Is your agency business development “isolated” or is it baked in to your organizational processes? Chris Vitrano illustrates why three things are important for success: 1) Consensus, alignment and integration, 2) redefining sales in an opt-in world and 3) defining career paths for the business development role.
Christopher Vitrano is the Marketing Director for Nelson Schmidt, Inc., a full-service marketing communications agency with offices in Milwaukee and Madison, Wisconsin, named one of the top marketing firms in the country six consecutive years by “BtoB Magazine.” U.S. and international clients include ADP, Harley-Davidson Motor Company, Honeywell, McKesson and Polaris. Chris’ 22-year career spans a progressive range of agency creative, account service and business development roles — shaping his perspective on contemporary agency business development.
Chris, what is missing today from an agency’s business development strategy?
I look at it as missed opportunities. Speaking broadly, agencies tend to be myopic. We are focused on the day-to-day requirements to run a successful business while doing great work for our clients. The missed opportunity is the desire and capability to also step back and chart a longer range view and understanding of who our best clients are and why do they choose to work with us? To me, that’s pretty much the basis for any agency business development strategy to be formulated and acted upon.
Is it a lack of making agency business development a priority or is it the ability to allocate consistent resources to it?
As I mentioned, in today’s world, without treating business development as one of the agency’s functional disciplines — it’s always going to be a challenge for the organization to prioritize an on-going program and rationalize a corresponding resource plan of people, process and tools.
We frequently see an agency outsourcing business development but not integrating it into their processes – and then wondering why it’s not effective.
ARGH! Again, if it’s not baked into an agency’s process-driven organizational interactions, you end up with very misaligned views of the perception and reality of your business development investment. Executive management will have a different opinion than the business development officer … who’s opinion differs from the account services team … and the creatives don’t really care. In such scenarios, it’s not effective because there’s no easy way for the agency at-large to agree on what “business development” is and why the discipline is meaningful, on a daily and on-going basis, to the company and to each individual.

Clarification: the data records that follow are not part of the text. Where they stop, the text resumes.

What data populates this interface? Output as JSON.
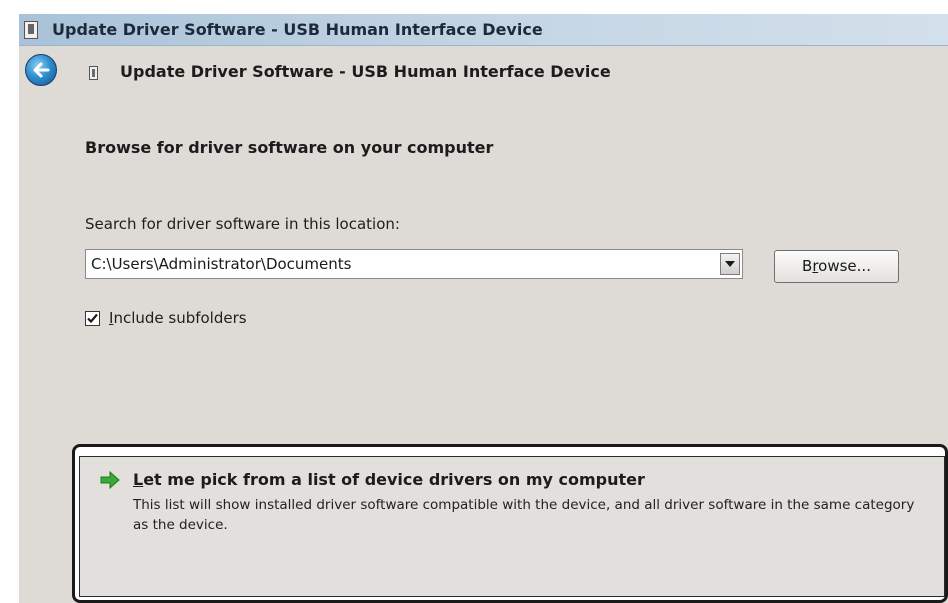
{
  "window": {
    "title": "Update Driver Software - USB Human Interface Device"
  },
  "nav": {
    "title": "Update Driver Software - USB Human Interface Device",
    "back_icon": "back-arrow-icon"
  },
  "content": {
    "heading": "Browse for driver software on your computer",
    "search_label": "Search for driver software in this location:",
    "path_value": "C:\\Users\\Administrator\\Documents",
    "browse": {
      "pre": "B",
      "accel": "r",
      "post": "owse..."
    },
    "include_subfolders": {
      "checked": true,
      "accel": "I",
      "rest": "nclude subfolders"
    }
  },
  "pick_option": {
    "icon": "green-arrow-icon",
    "title_accel": "L",
    "title_rest": "et me pick from a list of device drivers on my computer",
    "description": "This list will show installed driver software compatible with the device, and all driver software in the same category as the device."
  },
  "colors": {
    "window_bg": "#dedbd6",
    "accent_green": "#3aa83a",
    "back_button_blue": "#2f8fd0"
  }
}
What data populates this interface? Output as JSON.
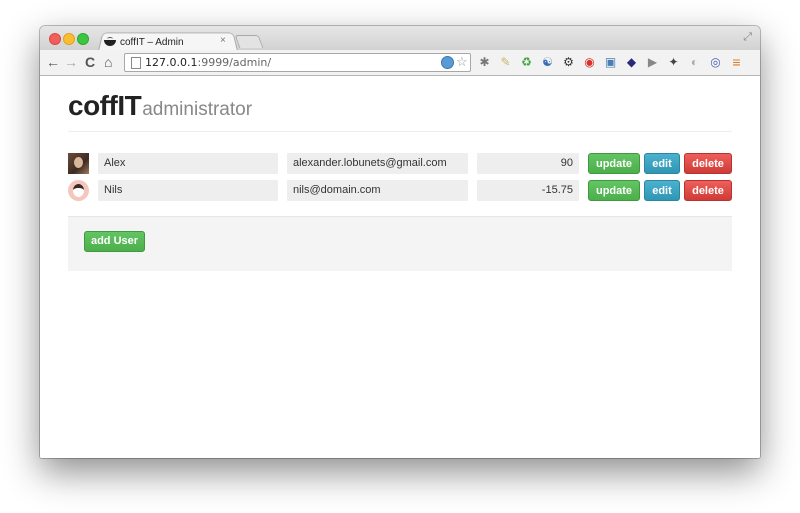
{
  "browser": {
    "tab_title": "coffIT – Admin",
    "tab_close": "×",
    "url_host": "127.0.0.1",
    "url_rest": ":9999/admin/",
    "nav": {
      "back": "←",
      "forward": "→",
      "reload": "C",
      "home": "⌂"
    },
    "extensions": [
      "✱",
      "✎",
      "♻",
      "☯",
      "⚙",
      "◉",
      "▣",
      "◆",
      "▶",
      "✦",
      "◐",
      "◎",
      "≡"
    ]
  },
  "header": {
    "brand": "coffIT",
    "subtitle": "administrator"
  },
  "users": [
    {
      "name": "Alex",
      "email": "alexander.lobunets@gmail.com",
      "score": "90",
      "update_label": "update",
      "edit_label": "edit",
      "delete_label": "delete"
    },
    {
      "name": "Nils",
      "email": "nils@domain.com",
      "score": "-15.75",
      "update_label": "update",
      "edit_label": "edit",
      "delete_label": "delete"
    }
  ],
  "actions": {
    "add_user_label": "add User"
  },
  "colors": {
    "success": "#5bb75b",
    "info": "#49afcd",
    "danger": "#da4f49"
  }
}
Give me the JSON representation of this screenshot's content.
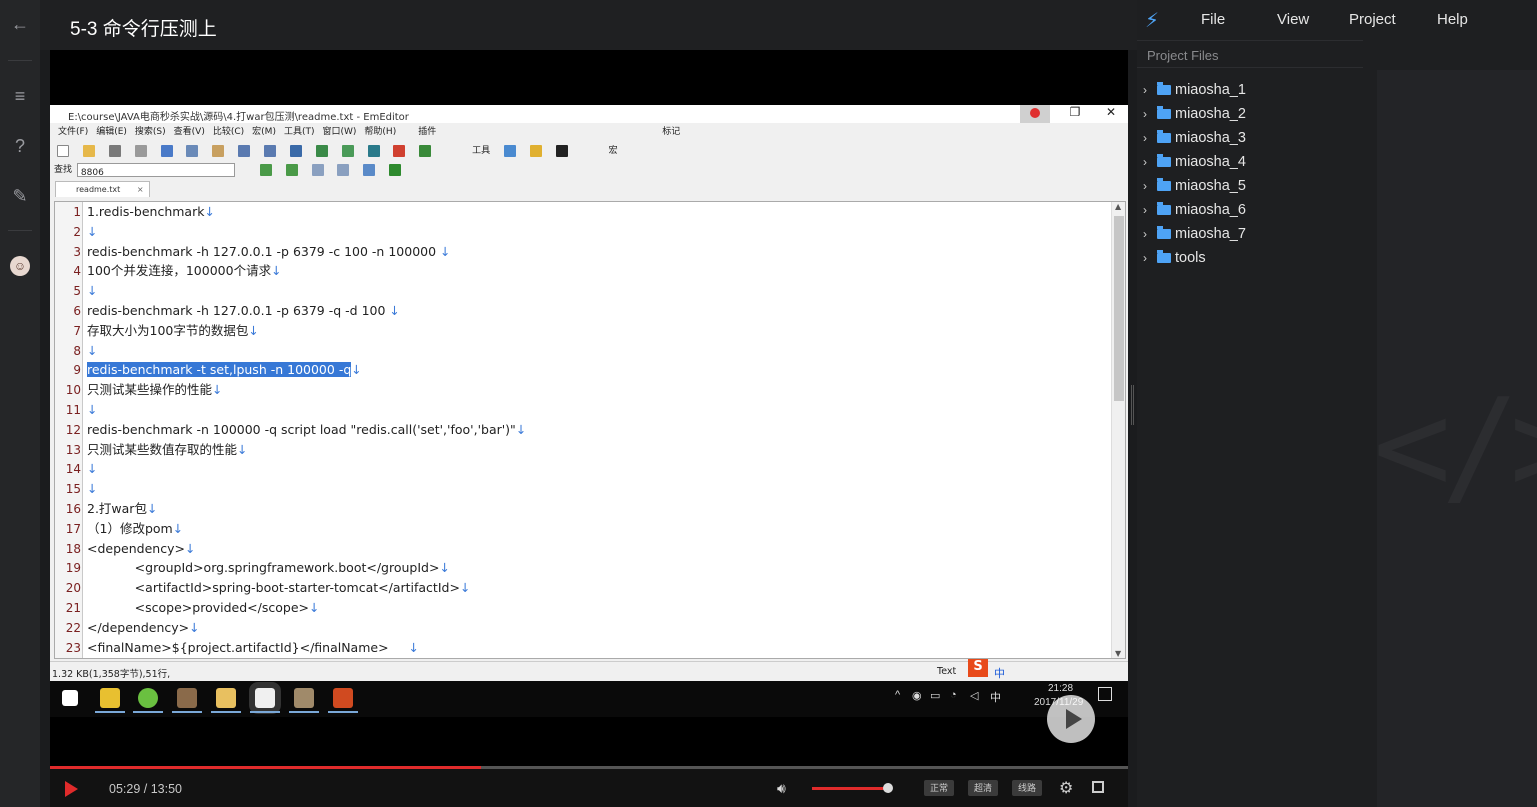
{
  "player": {
    "title": "5-3 命令行压测上",
    "time": "05:29 / 13:50",
    "progress": 0.4,
    "volume": 0.95,
    "quality_buttons": [
      "正常",
      "超清",
      "线路"
    ]
  },
  "emeditor": {
    "title": "E:\\course\\JAVA电商秒杀实战\\源码\\4.打war包压测\\readme.txt - EmEditor",
    "menu": [
      "文件(F)",
      "编辑(E)",
      "搜索(S)",
      "查看(V)",
      "比较(C)",
      "宏(M)",
      "工具(T)",
      "窗口(W)",
      "帮助(H)",
      "插件",
      "标记"
    ],
    "toolbar_labels": [
      "工具",
      "宏"
    ],
    "find_label": "查找",
    "find_value": "8806",
    "tab": "readme.txt",
    "lines": [
      {
        "n": "1",
        "t": "1.redis-benchmark",
        "arrow": "↓"
      },
      {
        "n": "2",
        "t": "",
        "arrow": "↓"
      },
      {
        "n": "3",
        "t": "redis-benchmark -h 127.0.0.1 -p 6379 -c 100 -n 100000 ",
        "arrow": "↓"
      },
      {
        "n": "4",
        "t": "100个并发连接，100000个请求",
        "arrow": "↓"
      },
      {
        "n": "5",
        "t": "",
        "arrow": "↓"
      },
      {
        "n": "6",
        "t": "redis-benchmark -h 127.0.0.1 -p 6379 -q -d 100 ",
        "arrow": "↓"
      },
      {
        "n": "7",
        "t": "存取大小为100字节的数据包",
        "arrow": "↓"
      },
      {
        "n": "8",
        "t": "",
        "arrow": "↓"
      },
      {
        "n": "9",
        "t": "redis-benchmark -t set,lpush -n 100000 -q",
        "arrow": "↓",
        "selected": true
      },
      {
        "n": "10",
        "t": "只测试某些操作的性能",
        "arrow": "↓"
      },
      {
        "n": "11",
        "t": "",
        "arrow": "↓"
      },
      {
        "n": "12",
        "t": "redis-benchmark -n 100000 -q script load \"redis.call('set','foo','bar')\"",
        "arrow": "↓"
      },
      {
        "n": "13",
        "t": "只测试某些数值存取的性能",
        "arrow": "↓"
      },
      {
        "n": "14",
        "t": "",
        "arrow": "↓"
      },
      {
        "n": "15",
        "t": "",
        "arrow": "↓"
      },
      {
        "n": "16",
        "t": "2.打war包",
        "arrow": "↓"
      },
      {
        "n": "17",
        "t": "（1）修改pom",
        "arrow": "↓"
      },
      {
        "n": "18",
        "t": "<dependency>",
        "arrow": "↓"
      },
      {
        "n": "19",
        "t": "            <groupId>org.springframework.boot</groupId>",
        "arrow": "↓"
      },
      {
        "n": "20",
        "t": "            <artifactId>spring-boot-starter-tomcat</artifactId>",
        "arrow": "↓"
      },
      {
        "n": "21",
        "t": "            <scope>provided</scope>",
        "arrow": "↓"
      },
      {
        "n": "22",
        "t": "</dependency>",
        "arrow": "↓"
      },
      {
        "n": "23",
        "t": "<finalName>${project.artifactId}</finalName>     ",
        "arrow": "↓"
      }
    ],
    "status": "1.32 KB(1,358字节),51行,",
    "status_right": "Text"
  },
  "taskbar": {
    "clock_time": "21:28",
    "clock_date": "2017/11/29",
    "ime": "中"
  },
  "sidebar": {
    "menu": [
      "File",
      "View",
      "Project",
      "Help"
    ],
    "project_files_label": "Project Files",
    "folders": [
      "miaosha_1",
      "miaosha_2",
      "miaosha_3",
      "miaosha_4",
      "miaosha_5",
      "miaosha_6",
      "miaosha_7",
      "tools"
    ]
  }
}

Do you think most agency owners’ expectations of their business development person’s efforts are reasonable, realistic or aligned based on today’s buyer’s market?
Social media has dramatically changed how we consume information, both personally and professionally. We now live in an “opt-in” world, and I’ve learned that agency business development must abide by this rule. Agency owners who understand this evolution tend to hire business development officers with social media acumen and the ability to establish and nurture a relationship-driven, rather than transactional-focused, prospect opportunity. If you’re still thinking it’s about “numbers” — just make X calls to get Y meetings to get Z projects — I don’t see that approach as a realistic strategy like it may have been before the social media phenomenon.
So yes, if an agency owner appreciates an opt-in approach to business development and acknowledges “it’s not who we know, but who knows us,” and what the buyer thinks of the agency will influence how they react and engage with our brand, then their general expectations of the business development role will most likely be realistic.
What else is missing in the agency business development puzzle?
A dedicated career path for the business development profession. I think in many agencies, bodies are still just put in chairs. However, it’s great to see that many agencies are putting more thought into creating a business development discipline, with the lead role having a seat at the management table as the shop’s chief marketing and a sales officer. That’s a pretty significant human resource, with a specific skill set needed to nurture qualified prospects into mutually beneficial business relationships that can be forecast financially over an extended period of time. You’d think given these optimal end results, especially on a national and international scale, agencies would be eager to establish career positions that will attract and retain top business development talent. Good news for the industry and the profession … more and more are doing just that!